Aside from drones, wearables, and connected pet feeders, one of the coolest things I saw this week at the annual International Consumer Electronics Show in Las Vegas was a video promo related to the recently released movie “Wild,” which is based on Cheryl Strayed’s solitary hike on the Pacific Crest Trail. What made the few minutes of video so neat was that I was watching it in virtual reality on a Gear VR headset–a device created by Oculus VR and Samsung that allowed me to feel like I was watching the drama unfold from within the center of movie itself.
If that sounds nutty, it was even nuttier to experience. Basically, once I started up the clip, called “Wild-The Experience,” the world around me transformed into a peaceful woodsy setting: a clearing surrounded by tall trees, with a blue sky overhead. I appeared to be sitting on a rock (in reality, I was sitting in a white swivel chair in Samsung’s CES booth), though when I looked down I didn’t seem to have any legs touching the dirt-packed forest floor.

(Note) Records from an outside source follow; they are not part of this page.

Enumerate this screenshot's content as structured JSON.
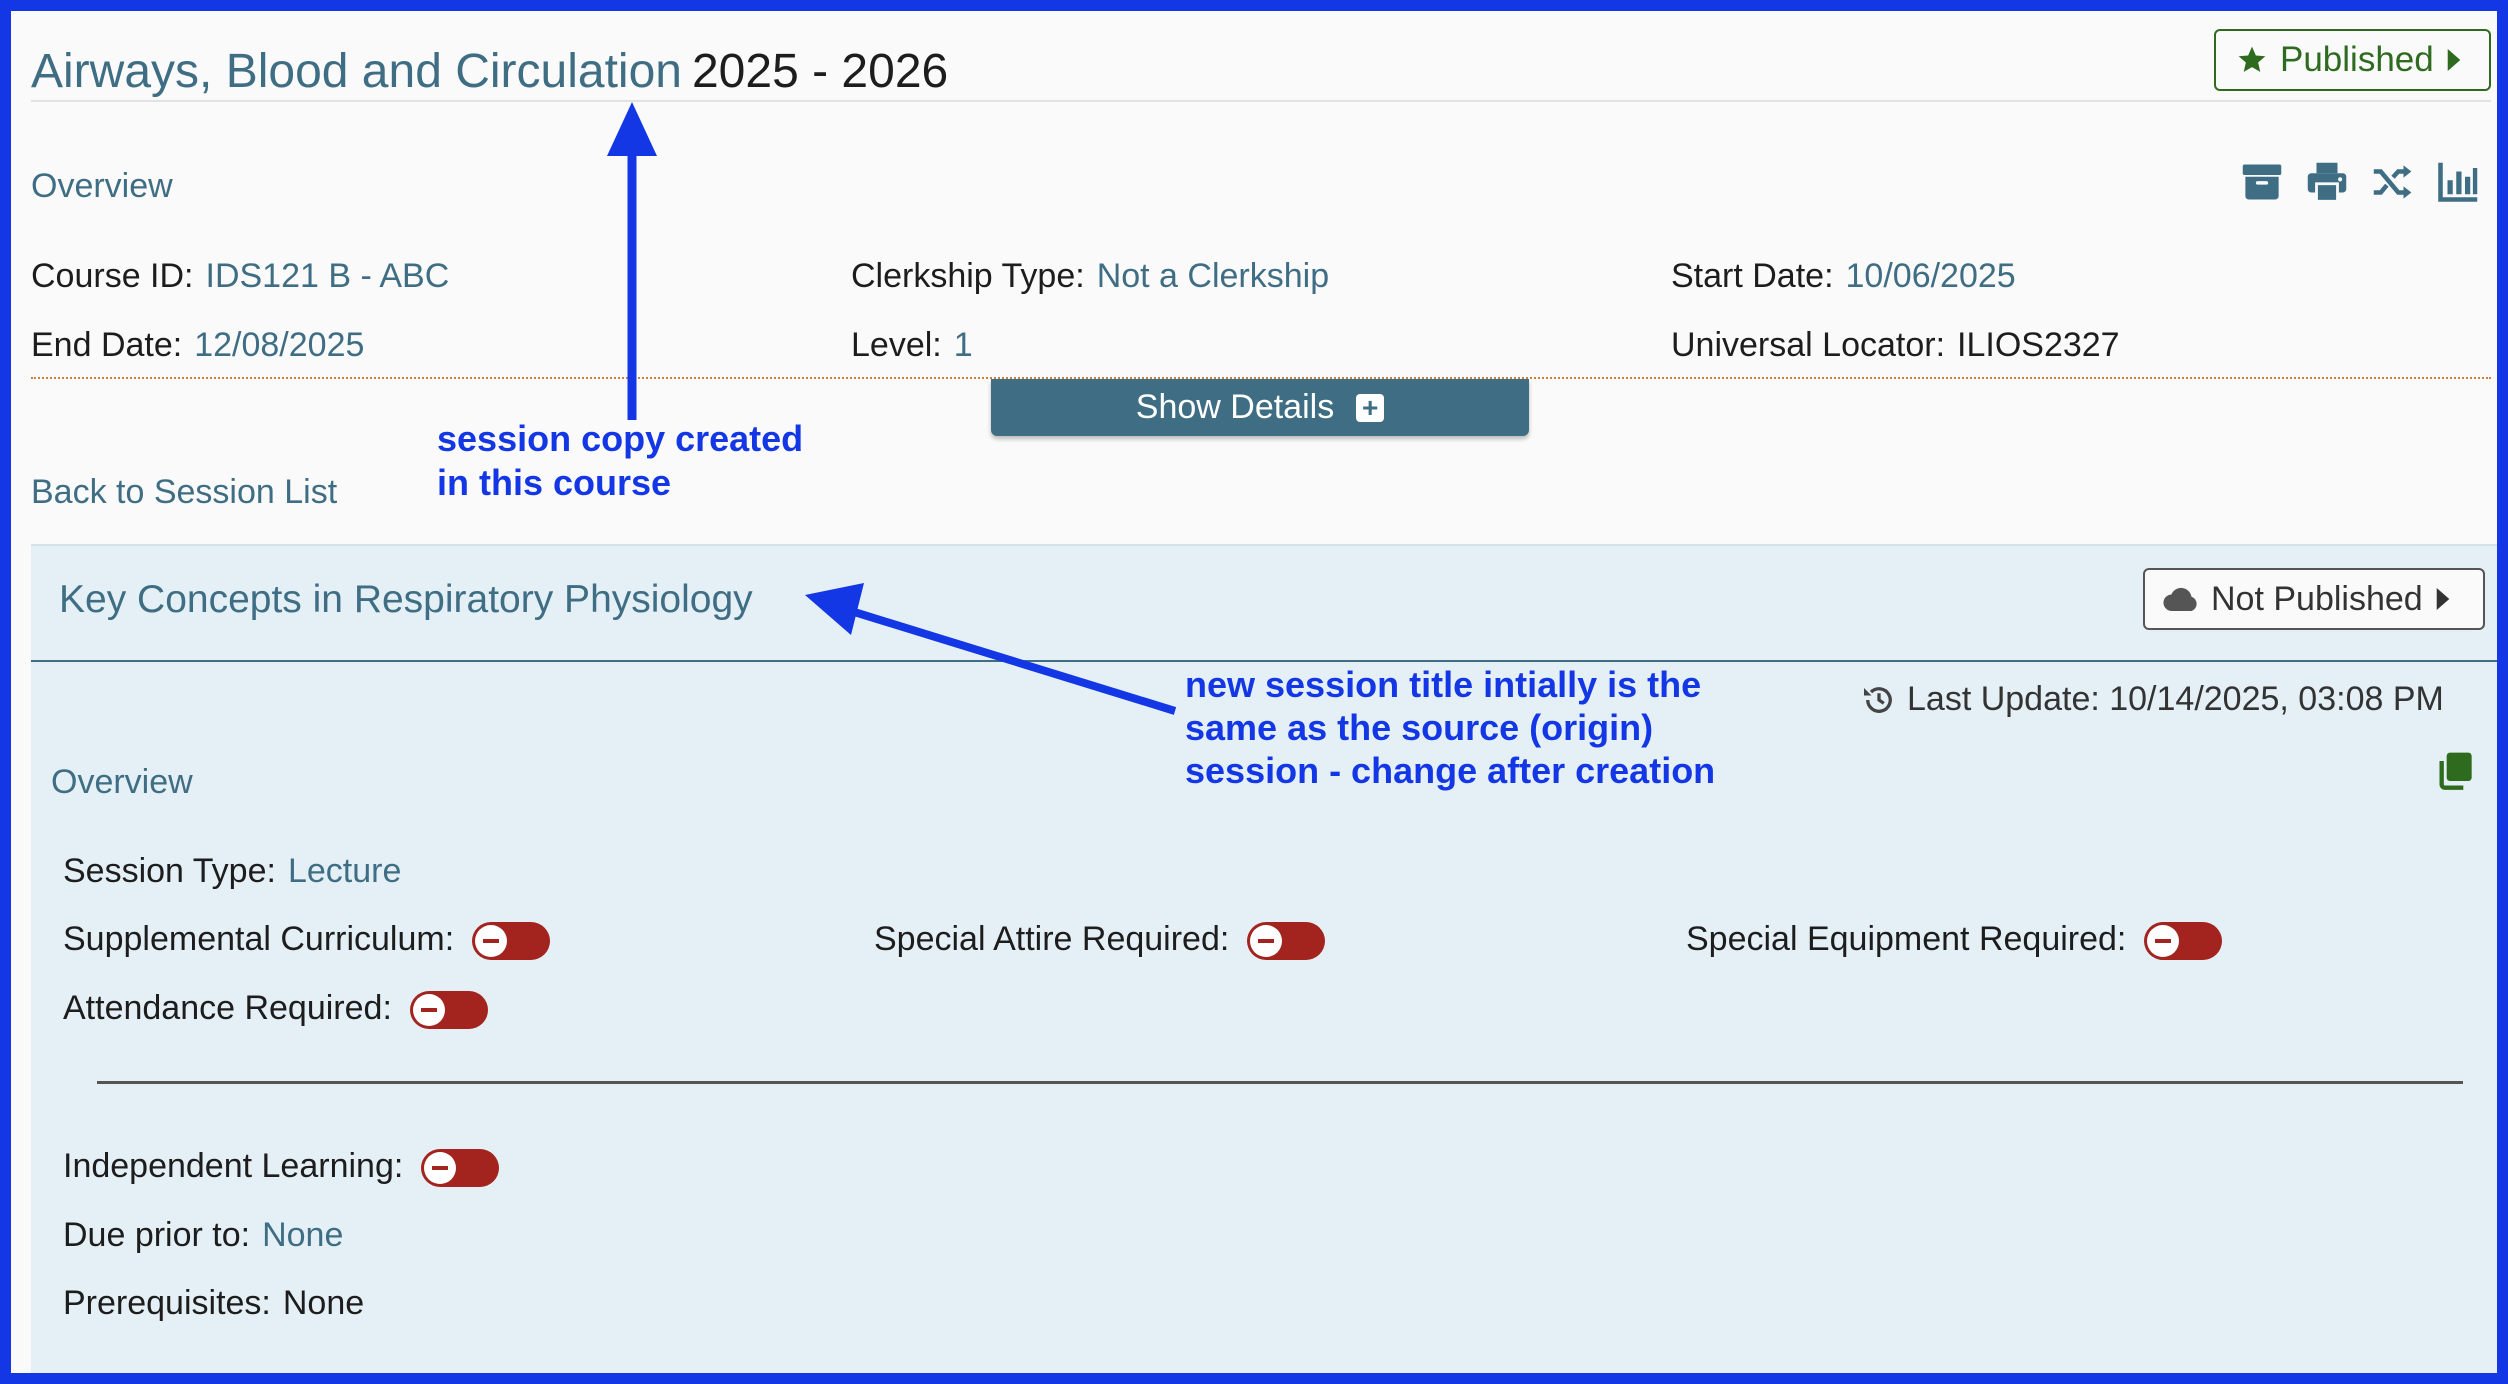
{
  "course": {
    "title": "Airways, Blood and Circulation",
    "year": "2025 - 2026",
    "publish_status": "Published",
    "overview_label": "Overview",
    "fields": {
      "course_id_label": "Course ID:",
      "course_id": "IDS121 B - ABC",
      "clerkship_type_label": "Clerkship Type:",
      "clerkship_type": "Not a Clerkship",
      "start_date_label": "Start Date:",
      "start_date": "10/06/2025",
      "end_date_label": "End Date:",
      "end_date": "12/08/2025",
      "level_label": "Level:",
      "level": "1",
      "universal_locator_label": "Universal Locator:",
      "universal_locator": "ILIOS2327"
    },
    "show_details_label": "Show Details",
    "back_link": "Back to Session List",
    "tool_icons": [
      "archive-icon",
      "print-icon",
      "shuffle-icon",
      "chart-icon"
    ]
  },
  "session": {
    "title": "Key Concepts in Respiratory Physiology",
    "publish_status": "Not Published",
    "last_update": "Last Update: 10/14/2025, 03:08 PM",
    "overview_label": "Overview",
    "session_type_label": "Session Type:",
    "session_type": "Lecture",
    "supplemental_label": "Supplemental Curriculum:",
    "attire_label": "Special Attire Required:",
    "equipment_label": "Special Equipment Required:",
    "attendance_label": "Attendance Required:",
    "independent_label": "Independent Learning:",
    "due_prior_label": "Due prior to:",
    "due_prior": "None",
    "prereq_label": "Prerequisites:",
    "prereq": "None",
    "toggles": {
      "supplemental": false,
      "attire": false,
      "equipment": false,
      "attendance": false,
      "independent": false
    }
  },
  "annotations": {
    "course_note_line1": "session copy created",
    "course_note_line2": "in this course",
    "title_note_line1": "new session title intially is the",
    "title_note_line2": "same as the source (origin)",
    "title_note_line3": "session - change after creation"
  },
  "colors": {
    "accent": "#3f6e84",
    "published_green": "#2e6b1f",
    "toggle_off_red": "#a3231e",
    "annotation_blue": "#1437e6",
    "frame_blue": "#1437e6"
  }
}
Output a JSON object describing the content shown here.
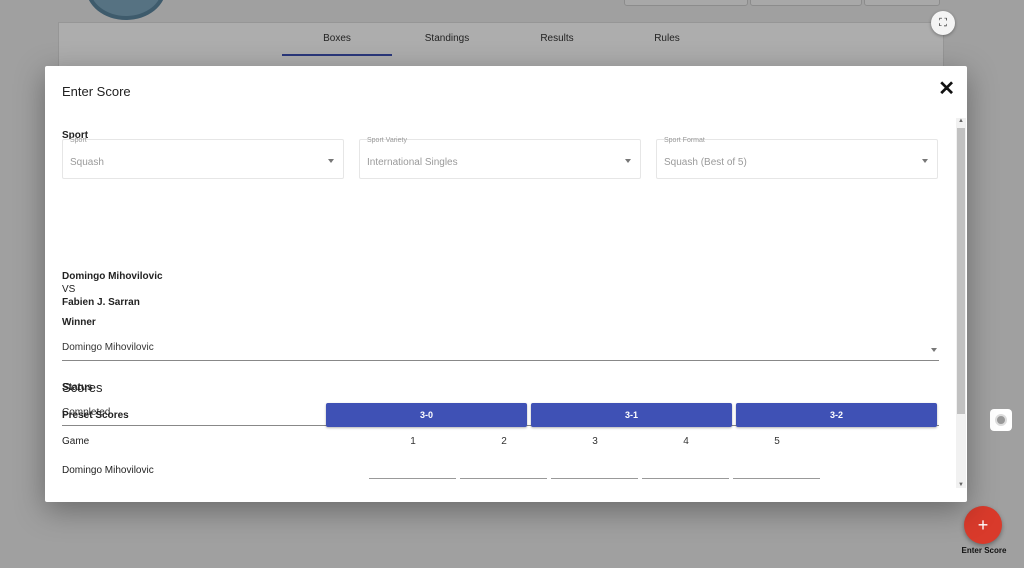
{
  "background": {
    "tabs": [
      {
        "label": "Boxes"
      },
      {
        "label": "Standings"
      },
      {
        "label": "Results"
      },
      {
        "label": "Rules"
      }
    ],
    "fab_label": "Enter Score",
    "fab_icon": "+"
  },
  "modal": {
    "title": "Enter Score",
    "close_icon": "✕",
    "sport_heading": "Sport",
    "sport": {
      "label": "Sport",
      "value": "Squash"
    },
    "variety": {
      "label": "Sport Variety",
      "value": "International Singles"
    },
    "format": {
      "label": "Sport Format",
      "value": "Squash (Best of 5)"
    },
    "player1": "Domingo Mihovilovic",
    "vs": "VS",
    "player2": "Fabien J. Sarran",
    "winner_label": "Winner",
    "winner_value": "Domingo Mihovilovic",
    "status_label": "Status",
    "status_value": "Completed",
    "scores_title": "Scores",
    "preset_label": "Preset Scores",
    "presets": [
      "3-0",
      "3-1",
      "3-2"
    ],
    "game_label": "Game",
    "games": [
      "1",
      "2",
      "3",
      "4",
      "5"
    ],
    "row_player": "Domingo Mihovilovic"
  },
  "colors": {
    "accent": "#3f51b5",
    "fab": "#d93a2b"
  }
}
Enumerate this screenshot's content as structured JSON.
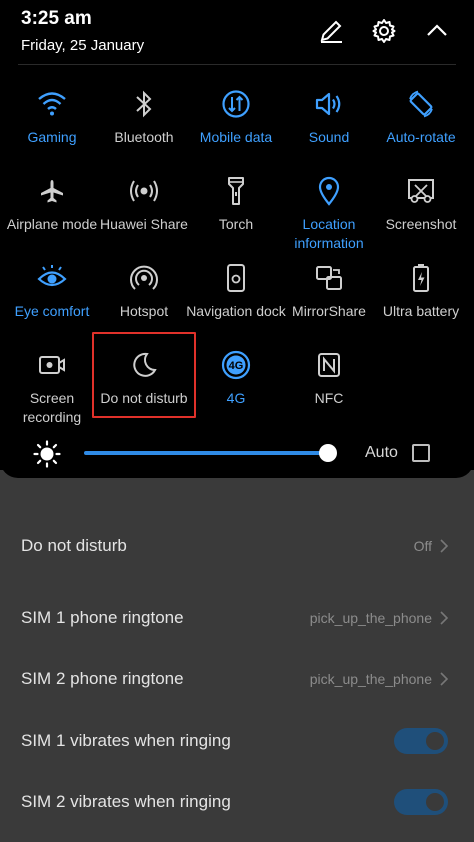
{
  "header": {
    "time": "3:25 am",
    "date": "Friday, 25 January"
  },
  "tiles": [
    {
      "label": "Gaming",
      "icon": "wifi-icon",
      "active": true
    },
    {
      "label": "Bluetooth",
      "icon": "bluetooth-icon",
      "active": false
    },
    {
      "label": "Mobile data",
      "icon": "mobile-data-icon",
      "active": true
    },
    {
      "label": "Sound",
      "icon": "speaker-icon",
      "active": true
    },
    {
      "label": "Auto-rotate",
      "icon": "rotate-icon",
      "active": true
    },
    {
      "label": "Airplane mode",
      "icon": "airplane-icon",
      "active": false
    },
    {
      "label": "Huawei Share",
      "icon": "share-icon",
      "active": false
    },
    {
      "label": "Torch",
      "icon": "torch-icon",
      "active": false
    },
    {
      "label": "Location information",
      "icon": "location-icon",
      "active": true
    },
    {
      "label": "Screenshot",
      "icon": "screenshot-icon",
      "active": false
    },
    {
      "label": "Eye comfort",
      "icon": "eye-icon",
      "active": true
    },
    {
      "label": "Hotspot",
      "icon": "hotspot-icon",
      "active": false
    },
    {
      "label": "Navigation dock",
      "icon": "navigation-dock-icon",
      "active": false
    },
    {
      "label": "MirrorShare",
      "icon": "mirror-share-icon",
      "active": false
    },
    {
      "label": "Ultra battery",
      "icon": "battery-icon",
      "active": false
    },
    {
      "label": "Screen recording",
      "icon": "screen-recording-icon",
      "active": false
    },
    {
      "label": "Do not disturb",
      "icon": "moon-icon",
      "active": false
    },
    {
      "label": "4G",
      "icon": "4g-icon",
      "active": true
    },
    {
      "label": "NFC",
      "icon": "nfc-icon",
      "active": false
    }
  ],
  "brightness": {
    "auto_label": "Auto",
    "level": 0.97,
    "auto_checked": false
  },
  "settings": [
    {
      "label": "Do not disturb",
      "value": "Off",
      "kind": "chevron"
    },
    {
      "label": "SIM 1 phone ringtone",
      "value": "pick_up_the_phone",
      "kind": "chevron"
    },
    {
      "label": "SIM 2 phone ringtone",
      "value": "pick_up_the_phone",
      "kind": "chevron"
    },
    {
      "label": "SIM 1 vibrates when ringing",
      "value": "",
      "kind": "toggle",
      "on": true
    },
    {
      "label": "SIM 2 vibrates when ringing",
      "value": "",
      "kind": "toggle",
      "on": true
    }
  ],
  "colors": {
    "accent": "#3fa0ff",
    "inactive": "#cfcfcf",
    "highlight": "#e0312a"
  }
}
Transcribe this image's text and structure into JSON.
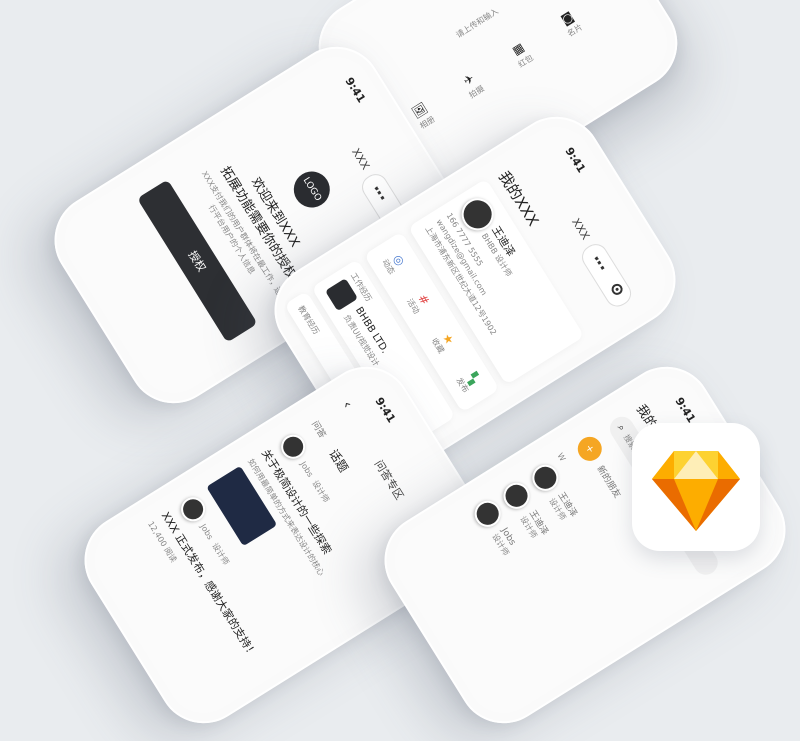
{
  "colors": {
    "background": "#e9ecef",
    "dark": "#2d2f33",
    "accent_orange": "#f5a623",
    "sketch_gold": "#fdb300"
  },
  "status_time": "9:41",
  "login": {
    "nav_title": "XXX",
    "logo_text": "LOGO",
    "welcome": "欢迎来到XXX",
    "subtitle": "拓展功能需要你的授权",
    "description": "XXX支付我们的用户群体将在最工作，运行平台用户的个人信息",
    "button": "授权"
  },
  "top_phone": {
    "hint": "请上传和输入",
    "items": [
      "相册",
      "拍摄",
      "红包",
      "名片"
    ]
  },
  "profile": {
    "title": "我的XXX",
    "nav_title": "XXX",
    "name": "王迪泽",
    "role": "BHBB 设计师",
    "phone": "166 7777 5555",
    "email": "wangdize@gmail.com",
    "address": "上海市浦东新区世纪大道12号1902",
    "quick": [
      "动态",
      "活动",
      "收藏",
      "发布"
    ],
    "quick_icons": [
      "globe-icon",
      "grid-icon",
      "star-icon",
      "apps-icon"
    ],
    "work_label": "工作经历",
    "company": "BHBB LTD.",
    "company_desc": "负责UI/视觉设计",
    "edu_label": "教育经历",
    "tabs": [
      "home-icon",
      "contact-icon",
      "gear-icon"
    ]
  },
  "community": {
    "tabs": [
      "问答",
      "话题"
    ],
    "title": "问答专区",
    "posts": [
      {
        "author": "Jobs",
        "role": "设计师",
        "headline": "关于极简设计的一些探索",
        "excerpt": "如何用最简单的方式来表达设计的核心"
      },
      {
        "author": "Jobs",
        "role": "设计师",
        "headline": "XXX 正式发布，感谢大家的支持！",
        "excerpt": "12,400 阅读"
      }
    ]
  },
  "contacts": {
    "search_placeholder": "搜索好友",
    "title": "我的",
    "new_friends": "新的朋友",
    "index_letter": "W",
    "people": [
      {
        "name": "王迪泽",
        "role": "设计师"
      },
      {
        "name": "王迪泽",
        "role": "设计师"
      },
      {
        "name": "Jobs",
        "role": "设计师"
      }
    ]
  }
}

After a few seconds, a hiker came into view; it was “Wild” star Reese Witherspoon as Strayed, walking in my direction, looking exhausted in shorts and a t-shirt, carrying a large backpack. Ignoring me, she stopped at a rock just to my left to rest and grab a drink of water, and suddenly seemed to be looking at me with surprise. I quickly realized she wasn’t actually making eye contact with me, but with someone else who must have appeared while I was observing her. Slightly freaked out, I turned to my right and saw actress Laura Dern, who plays Strayed’s mother in the film and at this point would have to be just a figment of Strayed’s imagination.
I couldn’t help but keep turning back and forth between the two characters; the resolution wasn’t incredible and I was disembodied between them, but it felt real and they seemed about the right scale to be there with me. Though the experience lasted just a few minutes, it was enough to give me a sense of the potential for immersive virtual-reality experiences beyond gaming, which still seems to be the most talked-about and obvious application for this emerging technology.
At this stage of development, I don’t think I’d want to watch a full-length movie this way, but it could be a really cool way to watch short films or create hybrid movie/games like the flicksyncs in “Ready Player One.” I’m curious to see how it advances this year–Mike Dunn, president of 20th Century Fox’s home entertainment business (Fox Searchlight Pictures made “Wild”), reportedly expects to sell virtual-reality clips related to Fox movies by late 2015. And hopefully we’ll soon get a look at other similarly immersive content as developers share their work on the Oculus site, and as more content is added to Samsung’s new Milk VR.